Como muchas personas no comprenden cómo algo así puede ser posible, quiero recordarles que una vibración superior siempre puede penetrar en una inferior, que una fuerza poderosa siempre es superior a una débil y que algo oscuro no puede subsistir en la luz. Puesto que Yo Soy la única luz verdadera de la Creación, y no existe un poder ni una fuerza mayores que los Míos, tampoco puede existir nada que, a la larga, pueda resistirse a ser transformado por Mí, que Soy el amor perfecto. Y, al hacerlo, siempre y en todos los casos respeto el libre albedrío.

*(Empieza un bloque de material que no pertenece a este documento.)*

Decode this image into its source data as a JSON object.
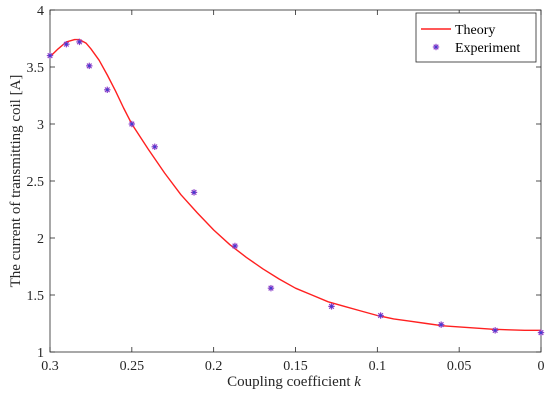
{
  "chart_data": {
    "type": "line",
    "xlabel": "Coupling coefficient",
    "xlabel_var": "k",
    "ylabel": "The current of transmitting coil [A]",
    "x_reversed": true,
    "xlim": [
      0,
      0.3
    ],
    "ylim": [
      1,
      4
    ],
    "x_ticks": [
      0.3,
      0.25,
      0.2,
      0.15,
      0.1,
      0.05,
      0
    ],
    "x_tick_labels": [
      "0.3",
      "0.25",
      "0.2",
      "0.15",
      "0.1",
      "0.05",
      "0"
    ],
    "y_ticks": [
      1,
      1.5,
      2,
      2.5,
      3,
      3.5,
      4
    ],
    "y_tick_labels": [
      "1",
      "1.5",
      "2",
      "2.5",
      "3",
      "3.5",
      "4"
    ],
    "grid": false,
    "legend_position": "top-right",
    "series": [
      {
        "name": "Theory",
        "style": "line",
        "color": "#ff2020",
        "x": [
          0.3,
          0.295,
          0.29,
          0.285,
          0.282,
          0.278,
          0.275,
          0.27,
          0.265,
          0.26,
          0.255,
          0.25,
          0.24,
          0.23,
          0.22,
          0.21,
          0.2,
          0.19,
          0.18,
          0.17,
          0.16,
          0.15,
          0.14,
          0.13,
          0.12,
          0.11,
          0.1,
          0.09,
          0.08,
          0.07,
          0.06,
          0.05,
          0.04,
          0.03,
          0.02,
          0.01,
          0
        ],
        "y": [
          3.59,
          3.66,
          3.72,
          3.74,
          3.74,
          3.71,
          3.66,
          3.56,
          3.43,
          3.29,
          3.14,
          3.0,
          2.78,
          2.57,
          2.38,
          2.22,
          2.07,
          1.94,
          1.83,
          1.73,
          1.64,
          1.56,
          1.5,
          1.44,
          1.4,
          1.36,
          1.32,
          1.29,
          1.27,
          1.25,
          1.23,
          1.22,
          1.21,
          1.2,
          1.195,
          1.19,
          1.19
        ]
      },
      {
        "name": "Experiment",
        "style": "marker",
        "color": "#8a3ec8",
        "x": [
          0.3,
          0.29,
          0.282,
          0.276,
          0.265,
          0.25,
          0.236,
          0.212,
          0.187,
          0.165,
          0.128,
          0.098,
          0.061,
          0.028,
          0
        ],
        "y": [
          3.6,
          3.7,
          3.72,
          3.51,
          3.3,
          3.0,
          2.8,
          2.4,
          1.93,
          1.56,
          1.4,
          1.32,
          1.24,
          1.19,
          1.17
        ]
      }
    ]
  }
}
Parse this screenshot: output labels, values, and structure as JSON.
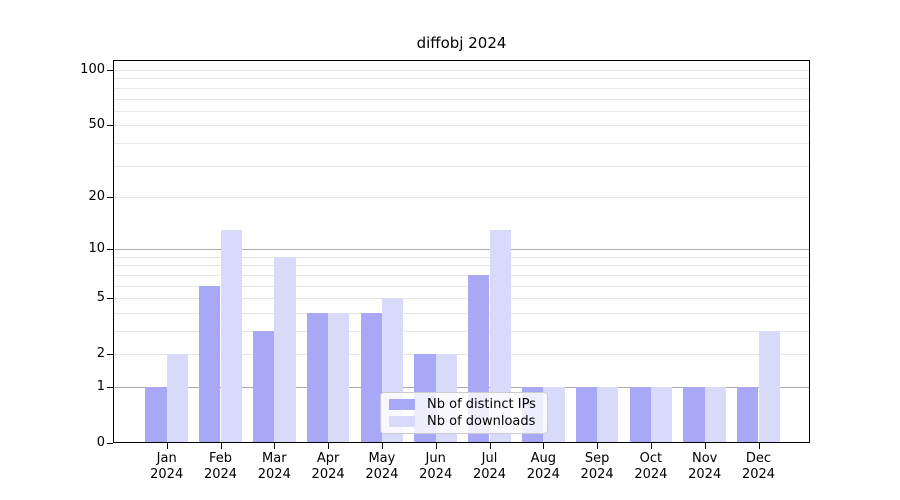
{
  "title": "diffobj 2024",
  "chart_data": {
    "type": "bar",
    "title": "diffobj 2024",
    "categories": [
      "Jan",
      "Feb",
      "Mar",
      "Apr",
      "May",
      "Jun",
      "Jul",
      "Aug",
      "Sep",
      "Oct",
      "Nov",
      "Dec"
    ],
    "year_label": "2024",
    "series": [
      {
        "name": "Nb of distinct IPs",
        "color": "#a8a8f6",
        "values": [
          1,
          6,
          3,
          4,
          4,
          2,
          7,
          1,
          1,
          1,
          1,
          1
        ]
      },
      {
        "name": "Nb of downloads",
        "color": "#d9d9fa",
        "values": [
          2,
          13,
          9,
          4,
          5,
          2,
          13,
          1,
          1,
          1,
          1,
          3
        ]
      }
    ],
    "xlabel": "",
    "ylabel": "",
    "yscale": "log1p",
    "ylim": [
      0,
      113
    ],
    "y_tick_labels": [
      0,
      1,
      2,
      5,
      10,
      20,
      50,
      100
    ],
    "y_gridlines_major": [
      1,
      10
    ],
    "y_gridlines_minor": [
      2,
      3,
      4,
      5,
      6,
      7,
      8,
      9,
      20,
      30,
      40,
      50,
      60,
      70,
      80,
      90,
      100
    ],
    "grid": true,
    "legend_position": "lower-center"
  },
  "colors": {
    "major_gridline": "#ababab",
    "minor_gridline": "#e7e7e7",
    "axis": "#000000",
    "legend_border": "#cccccc"
  }
}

Por tanto, no cabe duda de que puedo y voy a ayudarte a ti y a todos los dispuestos cuando expresen la petición correspondiente. Es igualmente indudable que Yo seguiré siendo el vencedor y que tú vencerás Conmigo. Pero la pregunta —y con ella me refiero al «punto débil» de Mi propuesta de solución— es si la persona que se ha sometido a la dependencia de influencias satánicas reúne también la voluntad, la perseverancia y el amor hacia Mí necesarios para que nuestro «proyecto de liberación» conjunto llegue a buen término.

Desde el Gólgota también tú llevas en tu interior Mi fuerza crística, pues se la regalé a todas las almas y a todas las personas. Es al mismo tiempo la chispa redentora que vuelve a hacer posible el regreso de todos al hogar. Yo los redimí, Mis amados, de las ataduras que, desde el comienzo de la caída, hacían imposible que regresaran a Mí. Pero el concepto de «redención» también puede interpretarse en el sentido de que los ayudo y, al mismo tiempo, asumo la mayor parte del «trabajo» de desatar las cadenas que permitieron que les colocaran y que, con ello, se convirtieron en las cadenas de su destino; las que los hicieron proveedores de energía para el bando contrario, sin que lo supieran y, seguramente, tampoco lo quisieran.

Ahora conocen las relaciones que existen entre estas cosas. Depende de cada uno lo que haga con este conocimiento. Pero, con vistas al tiempo venidero, sería más que aconsejable recogerse interiormente, buscar y encontrar con Mi ayuda las fugas de energía que en el pasado les quitaron una parte de su impulso interior. Todo el que tenga buena voluntad recibirá para ello Mi bendición.

Amén

*) Existen distintas formas de escribir este nombre.